Vowles also said of Sargeant, who is having to shut out such speculation at his home race, that: “I'm putting him on my shoulders and supporting him, because that's what we should be doing at this point.
“He's in the car, he'll remain in the car. And my job here is supporting him.”
MERCEDES’ BLESSING?
Should that change and a move for Antonelli happen in the coming races or later in the season, Mercedes needs to agree to him being placed at Williams at all.
As Antonelli is still a contender for a Mercedes drive in 2025, the multiple world champion team needs to decide what is best for his development.
Theoretically, a quick Williams ‘apprenticeship’ could be useful before a full-time Mercedes seat next year.
But that could also be disruptive for him, especially as it would mean cutting short his time in F2 and presumably compromise or completely curtail his F1 testing programme.
It would also only be a short-term measure for Williams, whereas a more mutually beneficial arrangement could be if Mercedes signs Sainz or (ideally) Verstappen and Antonelli having a multi-year Williams stint like George Russell did.

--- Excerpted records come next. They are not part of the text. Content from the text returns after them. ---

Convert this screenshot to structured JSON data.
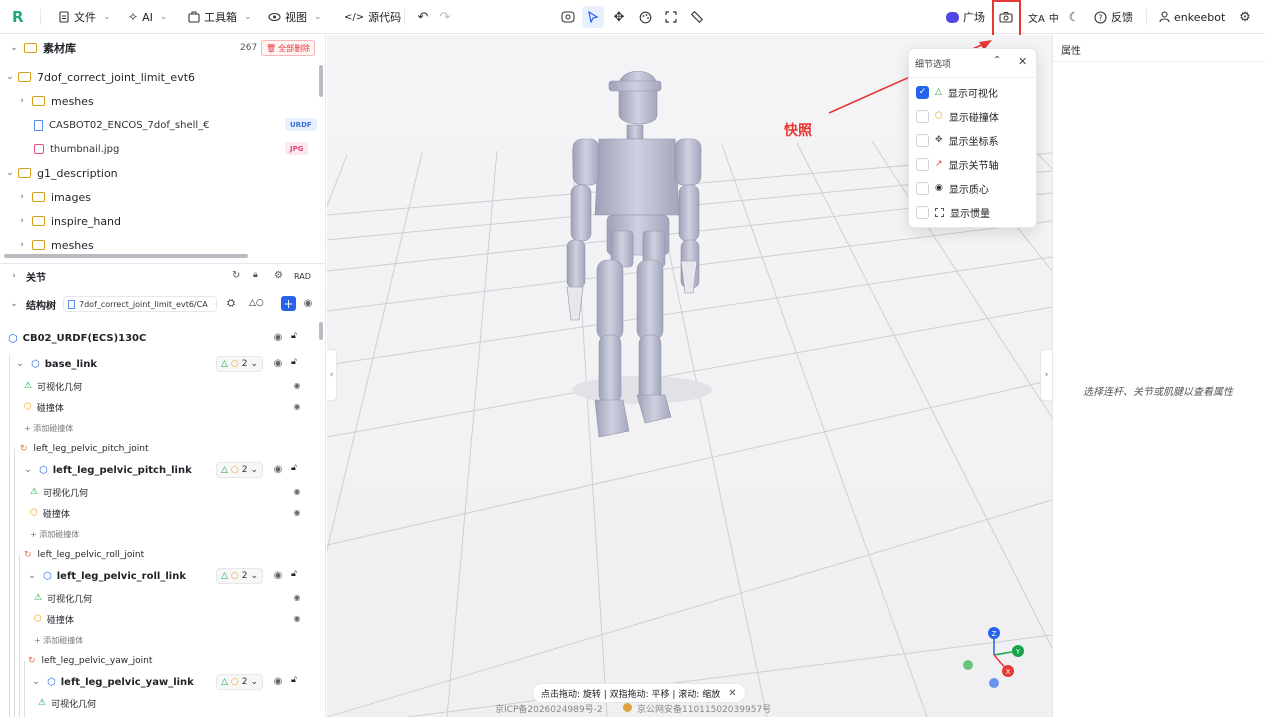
{
  "toolbar": {
    "logo": "R",
    "file": "文件",
    "ai": "AI",
    "toolbox": "工具箱",
    "view": "视图",
    "source": "源代码",
    "plaza": "广场",
    "lang": "中",
    "feedback": "反馈",
    "user": "enkeebot"
  },
  "assets": {
    "title": "素材库",
    "count": "267",
    "delete_all": "全部删除",
    "items": [
      {
        "label": "7dof_correct_joint_limit_evt6"
      },
      {
        "label": "meshes"
      },
      {
        "label": "CASBOT02_ENCOS_7dof_shell_€",
        "badge": "URDF"
      },
      {
        "label": "thumbnail.jpg",
        "badge": "JPG"
      },
      {
        "label": "g1_description"
      },
      {
        "label": "images"
      },
      {
        "label": "inspire_hand"
      },
      {
        "label": "meshes"
      }
    ]
  },
  "joints": {
    "title": "关节",
    "rad": "RAD"
  },
  "structure": {
    "title": "结构树",
    "file": "7dof_correct_joint_limit_evt6/CA",
    "root": "CB02_URDF(ECS)130C",
    "nodes": [
      {
        "label": "base_link",
        "count": "2"
      },
      {
        "label": "可视化几何"
      },
      {
        "label": "碰撞体"
      },
      {
        "label": "+ 添加碰撞体"
      },
      {
        "label": "left_leg_pelvic_pitch_joint"
      },
      {
        "label": "left_leg_pelvic_pitch_link",
        "count": "2"
      },
      {
        "label": "可视化几何"
      },
      {
        "label": "碰撞体"
      },
      {
        "label": "+ 添加碰撞体"
      },
      {
        "label": "left_leg_pelvic_roll_joint"
      },
      {
        "label": "left_leg_pelvic_roll_link",
        "count": "2"
      },
      {
        "label": "可视化几何"
      },
      {
        "label": "碰撞体"
      },
      {
        "label": "+ 添加碰撞体"
      },
      {
        "label": "left_leg_pelvic_yaw_joint"
      },
      {
        "label": "left_leg_pelvic_yaw_link",
        "count": "2"
      },
      {
        "label": "可视化几何"
      }
    ]
  },
  "properties": {
    "title": "属性",
    "empty_hint": "选择连杆、关节或肌腱以查看属性"
  },
  "detail_popup": {
    "title": "细节选项",
    "options": [
      {
        "label": "显示可视化",
        "checked": true
      },
      {
        "label": "显示碰撞体",
        "checked": false
      },
      {
        "label": "显示坐标系",
        "checked": false
      },
      {
        "label": "显示关节轴",
        "checked": false
      },
      {
        "label": "显示质心",
        "checked": false
      },
      {
        "label": "显示惯量",
        "checked": false
      }
    ]
  },
  "annotation": {
    "label": "快照",
    "color": "#e53935"
  },
  "hint": "点击拖动: 旋转 | 双指拖动: 平移 | 滚动: 缩放",
  "footer": {
    "icp": "京ICP备2026024989号-2",
    "police": "京公网安备11011502039957号"
  },
  "gizmo": {
    "z": "Z",
    "y": "Y",
    "x": "X"
  },
  "colors": {
    "accent": "#2563eb",
    "danger": "#e53935",
    "robot": "#b9bccf"
  }
}
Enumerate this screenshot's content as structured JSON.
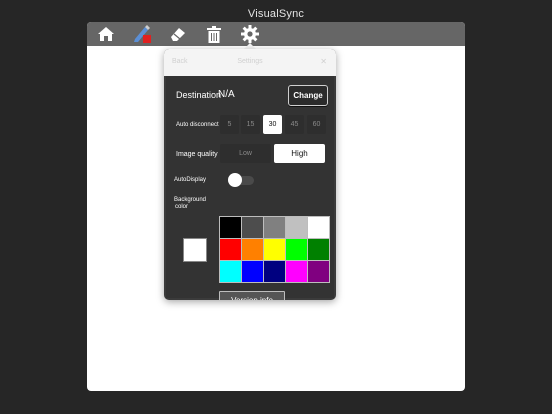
{
  "app": {
    "title": "VisualSync"
  },
  "toolbar": {
    "icons": [
      "home-icon",
      "pen-icon",
      "eraser-icon",
      "trash-icon",
      "gear-icon"
    ]
  },
  "settings": {
    "header": {
      "back_label": "Back",
      "title_label": "Settings",
      "close_label": "✕"
    },
    "destination": {
      "label": "Destination",
      "value": "N/A",
      "change_label": "Change"
    },
    "auto_disconnect": {
      "label": "Auto disconnect",
      "options": [
        "5",
        "15",
        "30",
        "45",
        "60"
      ],
      "selected": "30"
    },
    "image_quality": {
      "label": "Image quality",
      "options": [
        "Low",
        "High"
      ],
      "selected": "High"
    },
    "auto_display": {
      "label": "AutoDisplay",
      "on": false
    },
    "background_color": {
      "label_line1": "Background",
      "label_line2": "color",
      "current": "#ffffff",
      "palette": [
        "#000000",
        "#4d4d4d",
        "#808080",
        "#c0c0c0",
        "#ffffff",
        "#ff0000",
        "#ff8000",
        "#ffff00",
        "#00ff00",
        "#008000",
        "#00ffff",
        "#0000ff",
        "#000080",
        "#ff00ff",
        "#800080"
      ]
    },
    "version_label": "Version info"
  }
}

One reason Mercedes is happy to wait is that Antonelli is so young and inexperienced that continuing his F2 season alongside testing old Mercedes F1 cars should propel him quickly along a steep learning curve.
There has been intense speculation around the quality of Antonelli’s maiden F1 tests although reported performance levels and laptime comparisons are exaggerated because such analysis is massively compromised by so many variables being different to when Mercedes has run at these tracks in the past.
However, Mercedes seems satisfied with how Antonelli has conducted himself, and he has avoided any problematic incidents.
Factoring in Mercedes’ apparent happiness to wait, the element of it not deciding what to do with Antonelli in the medium-term, and Vowles’ remarks about Sargeant, and even if this in-season change becomes a reality, it may well be realised in a matter of months rather than weeks.